One of the most interesting amendments that the law introduces into the Spanish legal system on data protection, which goes further than the GDPR, and which was included during the parliamentary procedure, is one which provides political parties with the possibility of processing personal data obtained from webpages and other public sources. The Spanish data protection authority published a relevant legal report in answer to a query from its own director.

With regard to data protection, the law includes some specifications and restrictions as provided in the GDPR. For example, on transparency and information, Article 11 of Organic Law No. 3/2018 states that the controller may provide, as a minimum, some information on the processing of personal data and indicate to the data subject an electronic address or any other means which would allow access to additional information.

Another relevant specification is included in Article 13(3) of Organic Law No. 3/2018. Following Article 12(5) of the GDPR, the law specifies that a request for the right to access information shall be considered as excessive, on the basis of its repetitive character, when submitted “more than once during a period of six months, unless there is a legitimate reason.”

The law also specifies that the data processor, on behalf of the data controller, may attend the exercise of the data subject´s rights when it is stated in the contract or other legal act that binds them (Article 12(3) of Organic Law No. 3/2018). Furthermore, as stated in Article 33 of Organic Law No. 3/2018, at the end of the processing procedure, the data processor may retain “duly blocked” personal data “as long as responsibilities could be derived from its relationship with the data controller.”

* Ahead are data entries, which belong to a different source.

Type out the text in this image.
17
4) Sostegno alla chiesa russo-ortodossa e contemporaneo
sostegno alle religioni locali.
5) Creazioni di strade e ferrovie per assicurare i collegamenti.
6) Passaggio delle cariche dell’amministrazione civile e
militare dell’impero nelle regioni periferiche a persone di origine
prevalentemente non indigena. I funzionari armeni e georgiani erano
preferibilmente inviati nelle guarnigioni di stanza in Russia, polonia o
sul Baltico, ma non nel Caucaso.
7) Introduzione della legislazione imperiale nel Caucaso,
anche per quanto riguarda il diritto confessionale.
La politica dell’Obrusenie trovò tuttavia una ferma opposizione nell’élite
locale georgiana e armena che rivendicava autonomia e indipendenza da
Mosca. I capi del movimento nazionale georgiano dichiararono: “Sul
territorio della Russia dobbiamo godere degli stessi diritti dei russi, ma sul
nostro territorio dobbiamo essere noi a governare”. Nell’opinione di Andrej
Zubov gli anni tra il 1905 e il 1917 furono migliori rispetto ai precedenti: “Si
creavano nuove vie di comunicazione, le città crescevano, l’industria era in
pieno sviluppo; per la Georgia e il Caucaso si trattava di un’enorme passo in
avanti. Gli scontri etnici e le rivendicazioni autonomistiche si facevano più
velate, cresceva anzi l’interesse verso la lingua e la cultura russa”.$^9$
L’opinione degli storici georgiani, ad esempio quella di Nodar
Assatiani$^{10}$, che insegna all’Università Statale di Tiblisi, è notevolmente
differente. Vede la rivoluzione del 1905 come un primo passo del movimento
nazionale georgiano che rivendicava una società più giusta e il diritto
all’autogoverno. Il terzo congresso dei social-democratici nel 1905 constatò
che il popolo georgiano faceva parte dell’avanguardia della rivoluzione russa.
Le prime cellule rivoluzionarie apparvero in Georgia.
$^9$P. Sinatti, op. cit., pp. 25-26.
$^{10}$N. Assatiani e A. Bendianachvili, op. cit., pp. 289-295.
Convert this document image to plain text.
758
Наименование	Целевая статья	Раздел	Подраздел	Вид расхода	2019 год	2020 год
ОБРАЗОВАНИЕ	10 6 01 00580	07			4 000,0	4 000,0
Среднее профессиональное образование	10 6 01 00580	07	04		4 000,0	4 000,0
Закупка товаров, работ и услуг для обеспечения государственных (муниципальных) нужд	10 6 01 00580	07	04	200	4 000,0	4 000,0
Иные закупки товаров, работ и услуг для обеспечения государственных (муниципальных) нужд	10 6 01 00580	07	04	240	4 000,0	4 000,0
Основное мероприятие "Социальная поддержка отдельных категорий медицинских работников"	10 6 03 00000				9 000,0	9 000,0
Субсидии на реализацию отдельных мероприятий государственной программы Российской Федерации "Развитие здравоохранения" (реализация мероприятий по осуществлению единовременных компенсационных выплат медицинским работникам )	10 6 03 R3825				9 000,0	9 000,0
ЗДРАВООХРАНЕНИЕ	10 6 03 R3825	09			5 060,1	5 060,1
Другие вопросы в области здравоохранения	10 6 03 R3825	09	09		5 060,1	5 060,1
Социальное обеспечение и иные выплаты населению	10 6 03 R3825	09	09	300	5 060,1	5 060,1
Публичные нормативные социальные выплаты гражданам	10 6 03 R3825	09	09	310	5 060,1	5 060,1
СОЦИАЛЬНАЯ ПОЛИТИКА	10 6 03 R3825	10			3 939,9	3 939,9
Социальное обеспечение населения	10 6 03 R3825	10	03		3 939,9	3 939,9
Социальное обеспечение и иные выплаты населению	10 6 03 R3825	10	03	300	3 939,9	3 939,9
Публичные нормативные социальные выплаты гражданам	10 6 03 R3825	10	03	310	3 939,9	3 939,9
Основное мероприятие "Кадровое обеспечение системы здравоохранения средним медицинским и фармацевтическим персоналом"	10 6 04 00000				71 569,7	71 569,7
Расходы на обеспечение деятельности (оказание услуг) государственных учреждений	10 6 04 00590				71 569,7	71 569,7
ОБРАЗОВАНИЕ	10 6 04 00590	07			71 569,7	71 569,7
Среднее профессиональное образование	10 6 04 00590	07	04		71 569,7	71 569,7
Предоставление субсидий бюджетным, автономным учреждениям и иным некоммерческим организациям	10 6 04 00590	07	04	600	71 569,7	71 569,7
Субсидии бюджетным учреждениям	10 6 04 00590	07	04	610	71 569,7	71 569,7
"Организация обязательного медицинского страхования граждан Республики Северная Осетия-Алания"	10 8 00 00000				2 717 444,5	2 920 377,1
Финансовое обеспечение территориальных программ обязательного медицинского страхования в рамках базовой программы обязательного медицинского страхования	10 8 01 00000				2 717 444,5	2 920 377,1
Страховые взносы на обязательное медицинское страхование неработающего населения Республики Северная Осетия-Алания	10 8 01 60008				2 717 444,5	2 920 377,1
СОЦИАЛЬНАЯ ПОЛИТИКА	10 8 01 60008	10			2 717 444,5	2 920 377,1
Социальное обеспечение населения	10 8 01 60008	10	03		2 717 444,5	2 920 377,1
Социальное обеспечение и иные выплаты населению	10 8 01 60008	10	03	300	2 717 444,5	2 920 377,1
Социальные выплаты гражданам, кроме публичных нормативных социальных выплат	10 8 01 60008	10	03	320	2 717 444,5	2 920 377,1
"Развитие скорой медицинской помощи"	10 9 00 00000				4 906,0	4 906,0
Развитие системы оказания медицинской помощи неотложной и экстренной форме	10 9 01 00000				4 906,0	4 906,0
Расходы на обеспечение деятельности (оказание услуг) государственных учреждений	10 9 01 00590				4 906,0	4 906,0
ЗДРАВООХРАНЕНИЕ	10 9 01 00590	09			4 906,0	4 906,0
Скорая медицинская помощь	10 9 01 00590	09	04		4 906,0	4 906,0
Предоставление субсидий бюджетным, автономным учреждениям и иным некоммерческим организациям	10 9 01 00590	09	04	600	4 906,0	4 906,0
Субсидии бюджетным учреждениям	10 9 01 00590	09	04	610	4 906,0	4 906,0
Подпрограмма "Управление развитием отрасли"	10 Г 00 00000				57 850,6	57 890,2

Other relevant specifications are, for example, the obligation to block personal data when rectified or deleted during the term within which liability derived from the processing may be required; specific cases in which a data controller or processor has the obligation to designate a data protection officer, such as providers of information society services when profiling users on a large scale, or private security companies.

In line with Article 83(7) of the GDPR, the Organic Law establishes that public authorities and bodies established in Spain are not subject to administrative fines. Article 77 of Organic Law No. 3/2018 includes applicable provisions to data controllers and processors that are public authorities or bodies and provides that when they infringe the law, the competent authority shall issue a resolution sanctioning them with a warning and establishing as well the measures that must be adopted to cease the infringement or correct the effects of the infringement that has been committed.

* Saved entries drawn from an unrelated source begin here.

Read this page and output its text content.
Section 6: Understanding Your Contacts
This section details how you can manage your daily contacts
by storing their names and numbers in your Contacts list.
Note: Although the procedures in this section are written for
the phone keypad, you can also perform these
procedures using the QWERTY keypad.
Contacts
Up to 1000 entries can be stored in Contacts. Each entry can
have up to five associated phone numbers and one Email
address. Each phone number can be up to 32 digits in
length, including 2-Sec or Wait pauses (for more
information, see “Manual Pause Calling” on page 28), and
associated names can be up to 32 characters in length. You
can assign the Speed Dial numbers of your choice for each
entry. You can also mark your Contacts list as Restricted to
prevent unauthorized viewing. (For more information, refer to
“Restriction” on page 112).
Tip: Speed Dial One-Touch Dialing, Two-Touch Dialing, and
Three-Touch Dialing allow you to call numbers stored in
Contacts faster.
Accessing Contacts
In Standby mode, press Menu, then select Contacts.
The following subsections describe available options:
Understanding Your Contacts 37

For the purposes of the prescription of infringements, in its Articles 72 to 74, the law classifies the infringements as very serious, serious and minor. In these articles, the law specifies some actions considered as infringements, in addition to the ones included in Article 83 of the GDPR.

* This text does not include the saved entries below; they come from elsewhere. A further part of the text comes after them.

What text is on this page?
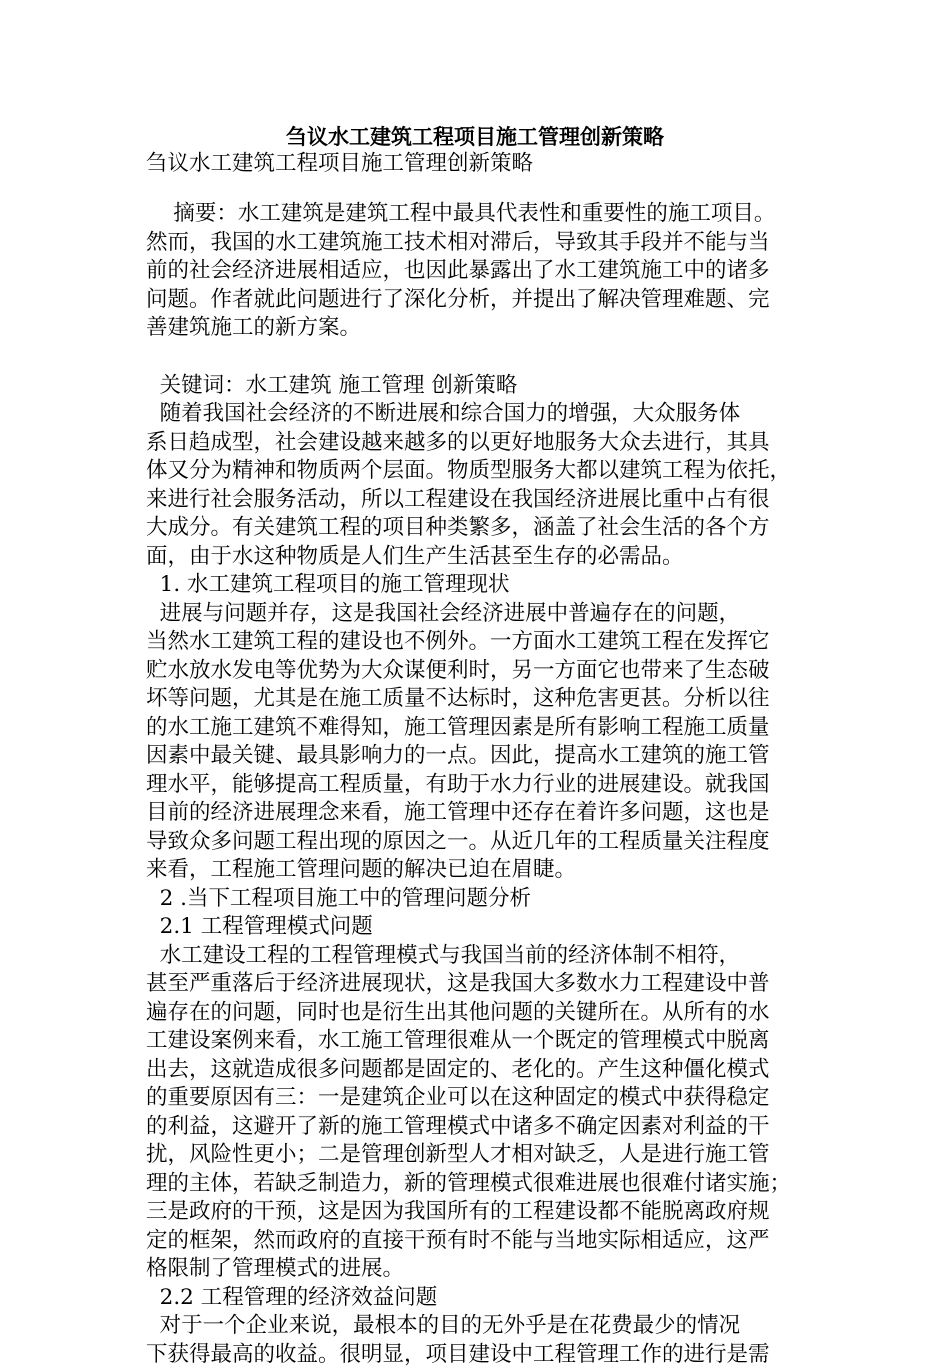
刍议水工建筑工程项目施工管理创新策略
刍议水工建筑工程项目施工管理创新策略

摘要：水工建筑是建筑工程中最具代表性和重要性的施工项目。

然而，我国的水工建筑施工技术相对滞后，导致其手段并不能与当

前的社会经济进展相适应，也因此暴露出了水工建筑施工中的诸多

问题。作者就此问题进行了深化分析，并提出了解决管理难题、完

善建筑施工的新方案。

关键词：水工建筑 施工管理 创新策略

随着我国社会经济的不断进展和综合国力的增强，大众服务体

系日趋成型，社会建设越来越多的以更好地服务大众去进行，其具

体又分为精神和物质两个层面。物质型服务大都以建筑工程为依托，

来进行社会服务活动，所以工程建设在我国经济进展比重中占有很

大成分。有关建筑工程的项目种类繁多，涵盖了社会生活的各个方

面，由于水这种物质是人们生产生活甚至生存的必需品。

1. 水工建筑工程项目的施工管理现状

进展与问题并存，这是我国社会经济进展中普遍存在的问题，

当然水工建筑工程的建设也不例外。一方面水工建筑工程在发挥它

贮水放水发电等优势为大众谋便利时，另一方面它也带来了生态破

坏等问题，尤其是在施工质量不达标时，这种危害更甚。分析以往

的水工施工建筑不难得知，施工管理因素是所有影响工程施工质量

因素中最关键、最具影响力的一点。因此，提高水工建筑的施工管

理水平，能够提高工程质量，有助于水力行业的进展建设。就我国

目前的经济进展理念来看，施工管理中还存在着许多问题，这也是

导致众多问题工程出现的原因之一。从近几年的工程质量关注程度

来看，工程施工管理问题的解决已迫在眉睫。

2 .当下工程项目施工中的管理问题分析

2.1 工程管理模式问题

水工建设工程的工程管理模式与我国当前的经济体制不相符，

甚至严重落后于经济进展现状，这是我国大多数水力工程建设中普

遍存在的问题，同时也是衍生出其他问题的关键所在。从所有的水

工建设案例来看，水工施工管理很难从一个既定的管理模式中脱离

出去，这就造成很多问题都是固定的、老化的。产生这种僵化模式

的重要原因有三：一是建筑企业可以在这种固定的模式中获得稳定

的利益，这避开了新的施工管理模式中诸多不确定因素对利益的干

扰，风险性更小；二是管理创新型人才相对缺乏，人是进行施工管

理的主体，若缺乏制造力，新的管理模式很难进展也很难付诸实施；

三是政府的干预，这是因为我国所有的工程建设都不能脱离政府规

定的框架，然而政府的直接干预有时不能与当地实际相适应，这严

格限制了管理模式的进展。

2.2 工程管理的经济效益问题

对于一个企业来说，最根本的目的无外乎是在花费最少的情况

下获得最高的收益。很明显，项目建设中工程管理工作的进行是需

Finally, the chapter on digital rights, beyond the GDPR, includes, among others, provisions on Internet neutrality, universal access to the Internet, digital security, digital education, the right to privacy and the use of digital devices in the workplace, the right to digital disconnection outside the workplace, the right to privacy against the use of video surveillance devices and sound recording in the workplace, the right of privacy against the use of geolocation systems in the workplace and the right to a digital testament. In any case, these are rights outwith the scope of the GDPR that will need further regulation.